El acto ha contado con una destacada representación política, encabezada por el expresidente del Gobierno, José María Aznar --bajo cuyo mandato Rupérez fue embajador en Washington--, su mujer y exalcaldesa de Madrid, Ana Botella, y el presidente del Senado, Pedro Rollán. Antes del inicio de la sesión, se ha guardado un minuto de silencio en memoria de las más de 40 víctimas del accidente ferroviario producido en Adamuz (Córdoba).

Durante su intervención, titulada 'El lugar de España en el mundo', Rupérez ha diagnosticado un panorama internacional "cargado de incertidumbres" en el que las potencias actuales tienen poco afecto por el derecho internacional. El nuevo académico ha alertado de que, tras la Guerra Fría, el mundo podría estar "en el umbral de una guerra caliente" debido a la radicalización de los populismos y la tentación hacia el autoritarismo.

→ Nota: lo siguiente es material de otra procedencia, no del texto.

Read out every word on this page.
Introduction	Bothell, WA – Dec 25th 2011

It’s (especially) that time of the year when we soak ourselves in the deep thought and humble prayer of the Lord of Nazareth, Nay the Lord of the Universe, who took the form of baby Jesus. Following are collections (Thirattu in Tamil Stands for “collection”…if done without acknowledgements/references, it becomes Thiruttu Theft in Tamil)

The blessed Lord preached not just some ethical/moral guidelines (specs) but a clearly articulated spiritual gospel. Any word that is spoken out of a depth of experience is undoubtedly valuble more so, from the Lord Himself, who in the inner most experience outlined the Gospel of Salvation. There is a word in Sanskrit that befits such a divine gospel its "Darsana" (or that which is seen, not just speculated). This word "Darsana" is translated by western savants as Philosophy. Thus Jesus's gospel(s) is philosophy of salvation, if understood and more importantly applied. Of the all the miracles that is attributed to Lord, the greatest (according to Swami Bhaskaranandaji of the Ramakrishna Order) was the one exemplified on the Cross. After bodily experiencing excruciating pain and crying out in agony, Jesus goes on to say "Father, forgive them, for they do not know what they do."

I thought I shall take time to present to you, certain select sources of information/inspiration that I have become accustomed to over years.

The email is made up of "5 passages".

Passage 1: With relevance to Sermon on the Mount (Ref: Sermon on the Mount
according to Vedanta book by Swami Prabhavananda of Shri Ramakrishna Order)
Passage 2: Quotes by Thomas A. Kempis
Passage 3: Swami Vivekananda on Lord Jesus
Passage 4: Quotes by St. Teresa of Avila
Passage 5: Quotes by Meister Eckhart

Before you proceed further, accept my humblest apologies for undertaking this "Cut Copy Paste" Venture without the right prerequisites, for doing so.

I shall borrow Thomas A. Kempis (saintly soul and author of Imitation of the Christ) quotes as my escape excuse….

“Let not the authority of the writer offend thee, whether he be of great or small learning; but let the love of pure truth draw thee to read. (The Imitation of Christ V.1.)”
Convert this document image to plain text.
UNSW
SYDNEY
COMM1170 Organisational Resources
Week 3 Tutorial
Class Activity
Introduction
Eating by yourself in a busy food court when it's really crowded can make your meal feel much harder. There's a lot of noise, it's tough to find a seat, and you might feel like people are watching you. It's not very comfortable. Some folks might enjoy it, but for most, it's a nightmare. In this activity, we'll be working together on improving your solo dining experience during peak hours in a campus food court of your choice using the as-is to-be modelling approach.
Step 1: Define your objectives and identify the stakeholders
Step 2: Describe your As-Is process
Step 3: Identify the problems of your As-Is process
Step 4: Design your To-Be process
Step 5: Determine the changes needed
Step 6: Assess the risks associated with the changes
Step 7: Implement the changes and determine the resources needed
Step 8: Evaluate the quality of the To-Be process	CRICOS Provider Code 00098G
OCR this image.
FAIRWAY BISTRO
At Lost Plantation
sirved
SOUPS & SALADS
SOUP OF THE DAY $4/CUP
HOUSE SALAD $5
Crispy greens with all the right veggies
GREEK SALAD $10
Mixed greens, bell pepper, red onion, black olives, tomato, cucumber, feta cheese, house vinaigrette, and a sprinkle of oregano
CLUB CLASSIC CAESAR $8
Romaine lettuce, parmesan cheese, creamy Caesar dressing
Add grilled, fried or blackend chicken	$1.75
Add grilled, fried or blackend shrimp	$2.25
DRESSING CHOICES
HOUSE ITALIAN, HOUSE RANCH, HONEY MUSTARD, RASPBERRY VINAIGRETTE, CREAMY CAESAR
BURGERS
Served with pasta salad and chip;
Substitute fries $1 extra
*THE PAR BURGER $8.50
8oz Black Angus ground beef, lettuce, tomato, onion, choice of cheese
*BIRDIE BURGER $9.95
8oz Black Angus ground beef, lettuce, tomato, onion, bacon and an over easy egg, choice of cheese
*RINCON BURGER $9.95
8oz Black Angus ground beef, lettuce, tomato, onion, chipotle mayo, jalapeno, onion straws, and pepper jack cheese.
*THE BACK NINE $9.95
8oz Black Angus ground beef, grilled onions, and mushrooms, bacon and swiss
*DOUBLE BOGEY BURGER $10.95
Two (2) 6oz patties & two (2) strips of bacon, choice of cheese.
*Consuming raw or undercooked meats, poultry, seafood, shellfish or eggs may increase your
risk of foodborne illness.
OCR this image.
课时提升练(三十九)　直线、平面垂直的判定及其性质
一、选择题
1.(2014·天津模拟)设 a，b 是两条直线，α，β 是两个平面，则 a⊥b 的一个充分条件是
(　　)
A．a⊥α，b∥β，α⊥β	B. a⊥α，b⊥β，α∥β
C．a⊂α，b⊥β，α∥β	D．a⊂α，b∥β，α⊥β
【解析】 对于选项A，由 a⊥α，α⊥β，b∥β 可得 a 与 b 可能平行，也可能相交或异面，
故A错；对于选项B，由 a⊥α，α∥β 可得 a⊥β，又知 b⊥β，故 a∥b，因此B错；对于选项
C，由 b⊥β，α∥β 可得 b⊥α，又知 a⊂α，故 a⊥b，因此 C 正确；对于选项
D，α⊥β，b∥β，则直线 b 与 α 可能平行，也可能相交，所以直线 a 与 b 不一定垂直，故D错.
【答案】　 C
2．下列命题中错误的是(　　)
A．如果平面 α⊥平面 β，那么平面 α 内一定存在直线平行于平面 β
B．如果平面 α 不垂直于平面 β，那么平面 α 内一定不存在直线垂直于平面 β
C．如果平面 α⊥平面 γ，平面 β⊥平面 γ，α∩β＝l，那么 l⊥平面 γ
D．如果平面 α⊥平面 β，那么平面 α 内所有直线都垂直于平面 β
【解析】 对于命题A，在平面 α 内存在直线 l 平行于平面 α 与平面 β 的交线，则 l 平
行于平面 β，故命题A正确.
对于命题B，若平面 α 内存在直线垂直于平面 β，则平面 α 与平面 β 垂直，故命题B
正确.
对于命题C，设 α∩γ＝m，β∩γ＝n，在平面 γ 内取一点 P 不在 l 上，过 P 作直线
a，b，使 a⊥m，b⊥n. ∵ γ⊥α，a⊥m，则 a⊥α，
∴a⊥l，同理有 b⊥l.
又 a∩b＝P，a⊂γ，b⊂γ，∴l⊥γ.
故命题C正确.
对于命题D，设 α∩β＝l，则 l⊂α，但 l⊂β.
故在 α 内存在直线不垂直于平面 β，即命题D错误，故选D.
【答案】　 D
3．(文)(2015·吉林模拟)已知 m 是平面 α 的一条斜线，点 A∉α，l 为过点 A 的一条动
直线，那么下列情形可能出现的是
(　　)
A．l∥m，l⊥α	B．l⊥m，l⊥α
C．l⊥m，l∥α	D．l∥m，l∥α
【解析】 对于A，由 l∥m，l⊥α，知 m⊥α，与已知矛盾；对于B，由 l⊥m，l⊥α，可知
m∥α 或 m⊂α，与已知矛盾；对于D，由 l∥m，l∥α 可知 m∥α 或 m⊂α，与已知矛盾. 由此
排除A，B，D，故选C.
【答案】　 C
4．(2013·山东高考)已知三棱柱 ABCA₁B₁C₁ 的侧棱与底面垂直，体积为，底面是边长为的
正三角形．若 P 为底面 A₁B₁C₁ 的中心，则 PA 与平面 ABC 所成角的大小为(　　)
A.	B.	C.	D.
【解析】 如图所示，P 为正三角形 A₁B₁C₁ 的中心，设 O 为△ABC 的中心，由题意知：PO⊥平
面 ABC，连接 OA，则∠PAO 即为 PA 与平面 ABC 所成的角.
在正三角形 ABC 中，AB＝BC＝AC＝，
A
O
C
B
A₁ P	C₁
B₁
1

Respecto a la posición de Washington, Rupérez ha señalado que la previsibilidad de los comportamientos de EE. UU. queda en entredicho bajo la presidencia de Trump, a quien ha acusado de seguir "afanes imperialistas" guiados por planteamientos económicos y ausentes de respeto hacia las normas globales. Ante la definición de la OTAN como una organización "obsoleta", ha instado a Europa a asumir la responsabilidad de su propia prosperidad.

Con todo, Rupérez ocupa desde hoy la medalla número 24, vacante tras el fallecimiento del sociólogo Salustiano del Campo. El presidente de la Real Academia de Ciencias Morales y Políticas, Benigno Pendás, ha destacado que su ingreso refuerza la tradición de la Academia de contar con figuras relevantes de la carrera diplomática.